Что было после, я уже не видела. Как она расплакалась. Как ее изводила кучка прилипал рикш и уличных торгашей. Мама купила у одного из них бутылку воды, и напрасно, потому что потом начинается уже полное безумие, ни за что не отстанут. Она пошла, наверное, очень быстро, побежала по улице, стараясь отделаться от самого настырного рикши, потеряла туфлю, туфлю тут же подобрала свора мальчишек, они вырывали ее друг у друга и требовали вознаграждения. Мама еще больше разнервничалась, потому что у нее не было мелочи, только купюры по сто рупий. Она полезла в сумочку, чтобы достать свой аэрозоль от астмы, но мальчишки решили, что она достает деньги, и стали клянчить еще нахальнее, тут она вообще потеряла голову. Баллончик с аэрозолем никак не находился, она забыла его в своем долбаном отеле. Она копалась в сумочке, приманивая этим еще больше попрошаек. И все больше задыхалась, машинально приговаривая:
— Он в гостинице, он у меня в гостинице.
В толпе никто, естественно, не понимал, о чем это она твердит, только все больше напирали и толкались и в конце концов сбили ее с ног. Она, встав на четвереньки, стала выбираться из этого людского месива, прижимая к груди сумочку.
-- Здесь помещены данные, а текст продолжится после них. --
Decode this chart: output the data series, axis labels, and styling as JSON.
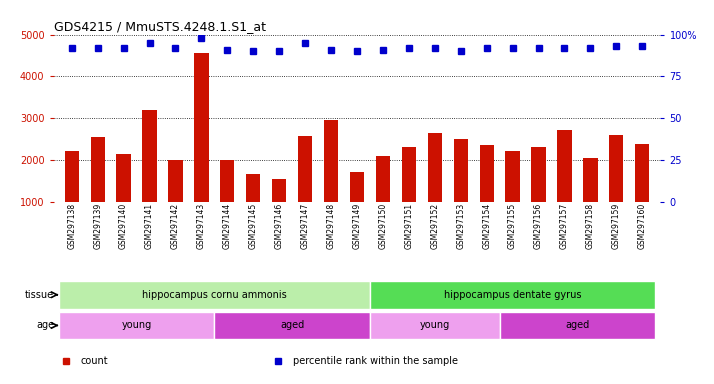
{
  "title": "GDS4215 / MmuSTS.4248.1.S1_at",
  "samples": [
    "GSM297138",
    "GSM297139",
    "GSM297140",
    "GSM297141",
    "GSM297142",
    "GSM297143",
    "GSM297144",
    "GSM297145",
    "GSM297146",
    "GSM297147",
    "GSM297148",
    "GSM297149",
    "GSM297150",
    "GSM297151",
    "GSM297152",
    "GSM297153",
    "GSM297154",
    "GSM297155",
    "GSM297156",
    "GSM297157",
    "GSM297158",
    "GSM297159",
    "GSM297160"
  ],
  "counts": [
    2200,
    2550,
    2150,
    3200,
    2000,
    4550,
    2000,
    1650,
    1550,
    2570,
    2950,
    1700,
    2100,
    2300,
    2650,
    2500,
    2350,
    2200,
    2300,
    2720,
    2050,
    2600,
    2380
  ],
  "percentiles": [
    92,
    92,
    92,
    95,
    92,
    98,
    91,
    90,
    90,
    95,
    91,
    90,
    91,
    92,
    92,
    90,
    92,
    92,
    92,
    92,
    92,
    93,
    93
  ],
  "bar_color": "#cc1100",
  "dot_color": "#0000cc",
  "ylim_left": [
    1000,
    5000
  ],
  "ylim_right": [
    0,
    100
  ],
  "yticks_left": [
    1000,
    2000,
    3000,
    4000,
    5000
  ],
  "yticks_right": [
    0,
    25,
    50,
    75,
    100
  ],
  "yright_labels": [
    "0",
    "25",
    "50",
    "75",
    "100%"
  ],
  "tissue_groups": [
    {
      "label": "hippocampus cornu ammonis",
      "start": 0,
      "end": 12,
      "color": "#bbeeaa"
    },
    {
      "label": "hippocampus dentate gyrus",
      "start": 12,
      "end": 23,
      "color": "#55dd55"
    }
  ],
  "age_groups": [
    {
      "label": "young",
      "start": 0,
      "end": 6,
      "color": "#eea0ee"
    },
    {
      "label": "aged",
      "start": 6,
      "end": 12,
      "color": "#cc44cc"
    },
    {
      "label": "young",
      "start": 12,
      "end": 17,
      "color": "#eea0ee"
    },
    {
      "label": "aged",
      "start": 17,
      "end": 23,
      "color": "#cc44cc"
    }
  ],
  "legend": [
    {
      "label": "count",
      "color": "#cc1100",
      "marker": "s"
    },
    {
      "label": "percentile rank within the sample",
      "color": "#0000cc",
      "marker": "s"
    }
  ],
  "background_color": "#ffffff",
  "grid_color": "#000000",
  "bar_width": 0.55
}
А завершилось все так: когда она была уже без сознания, ее подняли и прямо над головами пронесли к такси, на заднее сиденье. И даже деньги ее никто не посмел стащить.
30
Карма (др.-инд.: деяние, поступок) — совокупность всех дурных и добрых дел, совершенных человеком, за которые он получает соответствующее воздаяние. Согласно индийской мистической философии, после смерти тела душа, связанная путами кармы, возвращается в тела вновь рожденных существ, т. е. совершает некий круговорот, называемый «Колесом рождения и смерти».
31
Саньясини (санскр.) — религиозная подвижница, должна отречься от комфортной жизни, от мира предков и мира богов. После посвящения становится странницей и живет только на милостыню. Современные популярные секты не требуют от своих адептов подобных жертв и посвящают всех желающих.
32
Отпечатки стоп — символ пути, который совершают боги и святые.